Les questions ont été posées à une centaine de personnes dont André Crépin, D. Demerson, Jacques Madaule, Paul Germain, Jean Onimus, E. de Véricourt, André Grenet, Joseph Folliet, Jean de Fabrègues, André Astier, Claude Soucy, Carlos Santamaria, Jacques Blanc, René Dosieres, Henri Rollet, Robert Bosc, Jean Hassenforder, Paul Chauchard, Michel de Chalendar, Edmond Michelet, Louis de Mijolla, ARMA.

1184.

17 mai 1963, "Les laïcs et la vie de l’Église".

1185.

Voir "Laïc", dans Catholicisme.

1186.

Sujet à la mode puisque les 40è journées universitaires de la Paroisse universitaire sont consacrées à la pauvreté.

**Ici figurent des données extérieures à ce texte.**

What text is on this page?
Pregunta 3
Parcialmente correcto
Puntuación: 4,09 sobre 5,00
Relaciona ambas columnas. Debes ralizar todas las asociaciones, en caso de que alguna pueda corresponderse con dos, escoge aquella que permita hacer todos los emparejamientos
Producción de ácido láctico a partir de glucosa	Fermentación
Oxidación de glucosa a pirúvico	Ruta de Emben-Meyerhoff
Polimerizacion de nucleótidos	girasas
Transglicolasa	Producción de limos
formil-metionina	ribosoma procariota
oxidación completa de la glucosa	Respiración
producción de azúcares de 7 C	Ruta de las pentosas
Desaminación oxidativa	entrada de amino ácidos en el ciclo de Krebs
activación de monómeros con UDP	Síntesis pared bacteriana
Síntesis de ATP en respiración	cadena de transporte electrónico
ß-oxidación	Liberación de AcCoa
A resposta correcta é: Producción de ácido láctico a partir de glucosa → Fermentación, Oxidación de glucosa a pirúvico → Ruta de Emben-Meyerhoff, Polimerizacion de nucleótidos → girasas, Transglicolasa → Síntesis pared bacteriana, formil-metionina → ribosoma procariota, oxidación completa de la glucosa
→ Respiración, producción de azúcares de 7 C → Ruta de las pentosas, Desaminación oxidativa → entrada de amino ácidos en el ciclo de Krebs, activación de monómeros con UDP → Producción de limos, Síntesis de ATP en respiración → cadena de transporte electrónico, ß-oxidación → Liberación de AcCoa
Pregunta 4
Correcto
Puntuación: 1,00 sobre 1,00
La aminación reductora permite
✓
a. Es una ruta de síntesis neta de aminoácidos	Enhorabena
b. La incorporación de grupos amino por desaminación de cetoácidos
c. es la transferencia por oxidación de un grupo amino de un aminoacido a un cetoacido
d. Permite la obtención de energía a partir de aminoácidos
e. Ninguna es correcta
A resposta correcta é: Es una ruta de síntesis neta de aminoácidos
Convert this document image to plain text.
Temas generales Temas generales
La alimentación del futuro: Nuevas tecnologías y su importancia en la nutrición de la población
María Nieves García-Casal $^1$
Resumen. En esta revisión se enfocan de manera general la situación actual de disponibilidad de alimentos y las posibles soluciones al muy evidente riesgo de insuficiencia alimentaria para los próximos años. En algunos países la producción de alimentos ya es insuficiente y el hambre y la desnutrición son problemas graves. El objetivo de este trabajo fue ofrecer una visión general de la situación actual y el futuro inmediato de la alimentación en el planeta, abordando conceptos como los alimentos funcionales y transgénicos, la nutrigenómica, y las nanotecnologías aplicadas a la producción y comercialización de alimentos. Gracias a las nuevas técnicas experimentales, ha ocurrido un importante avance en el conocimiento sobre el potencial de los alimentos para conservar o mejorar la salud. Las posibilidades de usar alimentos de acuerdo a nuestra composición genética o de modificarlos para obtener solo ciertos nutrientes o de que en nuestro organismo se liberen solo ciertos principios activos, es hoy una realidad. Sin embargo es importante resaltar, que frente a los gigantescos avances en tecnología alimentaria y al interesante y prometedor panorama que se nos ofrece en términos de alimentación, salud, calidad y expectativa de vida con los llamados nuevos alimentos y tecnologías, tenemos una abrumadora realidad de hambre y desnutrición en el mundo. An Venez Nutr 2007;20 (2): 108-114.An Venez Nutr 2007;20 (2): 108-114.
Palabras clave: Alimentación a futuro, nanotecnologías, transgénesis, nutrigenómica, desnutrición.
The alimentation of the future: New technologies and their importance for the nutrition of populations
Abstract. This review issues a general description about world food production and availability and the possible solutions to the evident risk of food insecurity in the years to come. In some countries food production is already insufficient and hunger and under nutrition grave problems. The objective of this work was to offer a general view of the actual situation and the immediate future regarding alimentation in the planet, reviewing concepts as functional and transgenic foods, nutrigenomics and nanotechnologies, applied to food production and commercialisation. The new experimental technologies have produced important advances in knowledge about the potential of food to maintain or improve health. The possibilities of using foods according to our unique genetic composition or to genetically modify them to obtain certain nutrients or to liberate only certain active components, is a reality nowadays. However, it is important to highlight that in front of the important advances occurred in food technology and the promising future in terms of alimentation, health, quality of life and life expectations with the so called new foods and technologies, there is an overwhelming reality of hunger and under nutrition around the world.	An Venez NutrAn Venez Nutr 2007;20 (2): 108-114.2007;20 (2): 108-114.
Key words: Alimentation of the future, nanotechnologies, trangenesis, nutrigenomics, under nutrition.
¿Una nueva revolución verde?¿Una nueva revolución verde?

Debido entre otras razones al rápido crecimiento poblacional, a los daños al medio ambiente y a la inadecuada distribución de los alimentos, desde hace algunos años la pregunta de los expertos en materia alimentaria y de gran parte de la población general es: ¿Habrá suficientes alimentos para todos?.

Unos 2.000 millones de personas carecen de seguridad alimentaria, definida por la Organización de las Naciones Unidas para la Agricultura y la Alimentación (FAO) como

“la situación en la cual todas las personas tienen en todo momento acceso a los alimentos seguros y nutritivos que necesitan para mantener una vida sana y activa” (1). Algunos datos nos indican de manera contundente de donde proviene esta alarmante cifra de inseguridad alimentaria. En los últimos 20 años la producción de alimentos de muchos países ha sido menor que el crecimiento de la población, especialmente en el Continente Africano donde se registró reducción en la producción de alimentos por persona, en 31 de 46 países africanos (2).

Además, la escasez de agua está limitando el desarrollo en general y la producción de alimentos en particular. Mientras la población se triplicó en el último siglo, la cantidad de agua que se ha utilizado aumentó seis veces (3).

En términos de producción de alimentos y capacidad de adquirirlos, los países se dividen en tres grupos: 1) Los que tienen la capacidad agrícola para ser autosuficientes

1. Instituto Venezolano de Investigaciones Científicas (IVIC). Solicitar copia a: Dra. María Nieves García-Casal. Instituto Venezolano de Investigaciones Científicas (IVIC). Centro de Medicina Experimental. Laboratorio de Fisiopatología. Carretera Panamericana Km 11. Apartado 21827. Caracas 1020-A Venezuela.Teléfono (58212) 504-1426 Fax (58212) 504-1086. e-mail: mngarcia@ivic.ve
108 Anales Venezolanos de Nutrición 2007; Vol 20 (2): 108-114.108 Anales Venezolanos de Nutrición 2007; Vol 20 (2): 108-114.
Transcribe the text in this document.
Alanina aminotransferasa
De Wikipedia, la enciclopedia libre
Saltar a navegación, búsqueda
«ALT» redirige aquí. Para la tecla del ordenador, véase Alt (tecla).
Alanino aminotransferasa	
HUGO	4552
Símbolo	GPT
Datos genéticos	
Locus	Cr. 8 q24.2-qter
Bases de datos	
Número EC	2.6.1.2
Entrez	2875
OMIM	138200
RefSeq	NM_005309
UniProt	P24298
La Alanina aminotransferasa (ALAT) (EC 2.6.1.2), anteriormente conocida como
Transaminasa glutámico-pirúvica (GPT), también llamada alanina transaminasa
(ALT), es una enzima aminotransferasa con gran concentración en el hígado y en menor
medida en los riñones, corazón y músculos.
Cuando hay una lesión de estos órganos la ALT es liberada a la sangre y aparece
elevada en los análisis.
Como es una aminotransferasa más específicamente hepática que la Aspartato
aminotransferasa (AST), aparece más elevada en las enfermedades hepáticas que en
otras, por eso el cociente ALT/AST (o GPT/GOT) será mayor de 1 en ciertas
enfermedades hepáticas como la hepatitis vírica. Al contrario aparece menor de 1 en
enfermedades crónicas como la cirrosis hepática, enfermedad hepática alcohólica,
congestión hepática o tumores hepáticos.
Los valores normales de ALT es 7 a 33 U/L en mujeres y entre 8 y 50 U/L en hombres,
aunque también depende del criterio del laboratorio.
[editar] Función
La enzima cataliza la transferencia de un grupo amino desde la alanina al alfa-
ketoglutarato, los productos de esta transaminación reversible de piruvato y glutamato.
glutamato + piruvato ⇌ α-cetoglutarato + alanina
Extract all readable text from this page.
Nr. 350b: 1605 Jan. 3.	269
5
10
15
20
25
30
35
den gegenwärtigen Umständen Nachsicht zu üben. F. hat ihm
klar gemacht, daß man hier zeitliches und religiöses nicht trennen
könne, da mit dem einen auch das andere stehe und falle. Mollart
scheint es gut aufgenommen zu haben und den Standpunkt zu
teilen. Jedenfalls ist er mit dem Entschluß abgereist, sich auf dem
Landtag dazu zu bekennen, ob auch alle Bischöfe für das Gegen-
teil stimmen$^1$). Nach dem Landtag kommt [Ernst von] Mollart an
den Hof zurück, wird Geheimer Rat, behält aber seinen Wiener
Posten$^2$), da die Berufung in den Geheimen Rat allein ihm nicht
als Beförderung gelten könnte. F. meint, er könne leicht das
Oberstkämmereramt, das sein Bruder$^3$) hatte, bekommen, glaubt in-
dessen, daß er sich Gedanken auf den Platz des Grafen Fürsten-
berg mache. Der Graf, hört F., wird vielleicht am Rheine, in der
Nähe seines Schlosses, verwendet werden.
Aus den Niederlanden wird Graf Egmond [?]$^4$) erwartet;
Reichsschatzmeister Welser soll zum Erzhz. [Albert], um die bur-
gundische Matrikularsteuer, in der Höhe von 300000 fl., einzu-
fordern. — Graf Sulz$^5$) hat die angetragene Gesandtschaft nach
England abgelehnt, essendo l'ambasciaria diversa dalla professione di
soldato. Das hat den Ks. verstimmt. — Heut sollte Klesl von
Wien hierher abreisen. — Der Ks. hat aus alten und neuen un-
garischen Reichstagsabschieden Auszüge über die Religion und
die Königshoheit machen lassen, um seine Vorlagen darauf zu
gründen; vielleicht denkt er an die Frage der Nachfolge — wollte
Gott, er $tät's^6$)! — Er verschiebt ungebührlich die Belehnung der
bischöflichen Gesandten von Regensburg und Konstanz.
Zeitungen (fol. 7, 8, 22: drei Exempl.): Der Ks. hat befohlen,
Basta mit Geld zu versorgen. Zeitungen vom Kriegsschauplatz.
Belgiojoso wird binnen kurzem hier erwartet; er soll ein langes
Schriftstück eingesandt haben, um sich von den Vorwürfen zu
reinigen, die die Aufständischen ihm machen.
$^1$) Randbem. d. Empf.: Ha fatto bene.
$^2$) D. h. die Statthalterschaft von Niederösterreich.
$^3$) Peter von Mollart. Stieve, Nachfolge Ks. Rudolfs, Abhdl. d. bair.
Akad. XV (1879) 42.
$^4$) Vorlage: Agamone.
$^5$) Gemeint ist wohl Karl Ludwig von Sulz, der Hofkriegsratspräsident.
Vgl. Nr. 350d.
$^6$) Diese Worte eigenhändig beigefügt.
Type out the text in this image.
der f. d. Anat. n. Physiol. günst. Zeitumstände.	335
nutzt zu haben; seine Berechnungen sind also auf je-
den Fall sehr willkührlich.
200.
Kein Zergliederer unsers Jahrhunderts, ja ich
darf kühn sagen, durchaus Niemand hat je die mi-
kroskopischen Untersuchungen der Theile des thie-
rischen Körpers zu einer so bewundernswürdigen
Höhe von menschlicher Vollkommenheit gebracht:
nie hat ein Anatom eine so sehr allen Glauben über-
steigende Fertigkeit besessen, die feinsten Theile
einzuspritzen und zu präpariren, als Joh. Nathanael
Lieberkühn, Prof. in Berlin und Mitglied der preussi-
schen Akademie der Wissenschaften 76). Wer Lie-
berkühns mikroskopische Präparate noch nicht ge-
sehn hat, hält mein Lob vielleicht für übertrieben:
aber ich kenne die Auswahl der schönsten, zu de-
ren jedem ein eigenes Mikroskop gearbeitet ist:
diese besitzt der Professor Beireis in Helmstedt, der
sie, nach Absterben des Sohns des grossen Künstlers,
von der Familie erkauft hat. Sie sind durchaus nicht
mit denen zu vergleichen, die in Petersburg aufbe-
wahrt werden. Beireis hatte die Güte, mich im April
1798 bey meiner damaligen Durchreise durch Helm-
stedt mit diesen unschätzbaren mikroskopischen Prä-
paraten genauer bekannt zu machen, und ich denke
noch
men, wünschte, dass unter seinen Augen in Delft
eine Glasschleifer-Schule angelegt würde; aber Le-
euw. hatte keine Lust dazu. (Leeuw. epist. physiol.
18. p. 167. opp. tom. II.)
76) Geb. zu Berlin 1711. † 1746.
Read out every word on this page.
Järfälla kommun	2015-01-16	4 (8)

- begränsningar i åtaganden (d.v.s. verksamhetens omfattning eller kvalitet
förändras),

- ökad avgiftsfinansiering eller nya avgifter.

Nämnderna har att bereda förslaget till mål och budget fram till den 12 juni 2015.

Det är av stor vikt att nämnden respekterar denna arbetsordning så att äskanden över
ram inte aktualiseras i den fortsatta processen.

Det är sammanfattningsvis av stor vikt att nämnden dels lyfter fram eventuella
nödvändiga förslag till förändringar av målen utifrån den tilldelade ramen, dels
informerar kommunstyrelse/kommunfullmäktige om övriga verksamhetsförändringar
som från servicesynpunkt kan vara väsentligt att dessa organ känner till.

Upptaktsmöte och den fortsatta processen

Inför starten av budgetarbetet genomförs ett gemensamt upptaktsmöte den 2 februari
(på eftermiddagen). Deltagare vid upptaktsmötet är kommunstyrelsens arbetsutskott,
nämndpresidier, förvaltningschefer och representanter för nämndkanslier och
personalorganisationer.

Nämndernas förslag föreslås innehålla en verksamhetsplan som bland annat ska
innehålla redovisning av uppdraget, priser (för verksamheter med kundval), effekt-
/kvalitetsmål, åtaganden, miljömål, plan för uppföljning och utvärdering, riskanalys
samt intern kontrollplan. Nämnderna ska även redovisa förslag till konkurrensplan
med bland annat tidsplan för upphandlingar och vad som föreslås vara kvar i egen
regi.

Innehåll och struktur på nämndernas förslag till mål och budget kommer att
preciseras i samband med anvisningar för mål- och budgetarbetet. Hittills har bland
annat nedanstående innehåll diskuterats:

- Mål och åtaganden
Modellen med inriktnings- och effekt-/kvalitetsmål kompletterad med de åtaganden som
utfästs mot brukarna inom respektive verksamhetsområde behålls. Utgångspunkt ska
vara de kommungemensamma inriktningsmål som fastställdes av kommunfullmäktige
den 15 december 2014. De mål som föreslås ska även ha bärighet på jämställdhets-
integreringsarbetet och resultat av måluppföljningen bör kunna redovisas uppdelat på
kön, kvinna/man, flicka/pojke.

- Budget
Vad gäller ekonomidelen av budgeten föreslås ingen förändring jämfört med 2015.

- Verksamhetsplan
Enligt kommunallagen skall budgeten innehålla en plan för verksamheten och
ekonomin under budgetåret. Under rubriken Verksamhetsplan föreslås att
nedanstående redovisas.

Voir Cahiers universitaires catholiques, 9-10, 1963.

1187.

RD 49, La pauvreté. Des sociétés de pénurie à la société d’abondance, décembre 1964, 207 p. RD 56, Saints d’hier et sainteté d’aujourd’hui, septembre 1966, 198 p.

1188.

Jean-Marie Aubert, "Pauvreté", dans Catholicisme, p. 984.

1189.

Article "Pauvreté chrétienne", dans Dictionnaire de spiritualité p. 677.

1190.

Nikita Struve crée un Comité de défense des chrétiens en URSS avec l’appui de François Mauriac. Voir Pierre Grémion, "Écrivains et intellectuels à Paris", dans Le Débat, 103, janvier-février 1999, p. 79.

1191.

Lettre de Jean-Louis Monneron à Ramon Sugranyes de Franch, 8 novembre 1965, 2 p., ARMA.

1192.

"L’avenir de l’Église" p. 207.

1193.

"La situation actuelle de la théologie en Allemagne", dans RD 51, juin 1965, p. 223.

1194.

Idem, p. 224.

1195.

Sur le rapport entre sacerdoce ministériel et sacerdoce des fidèles : voir l’article "Sacerdoce", dans Dictionnaire de spiritualité.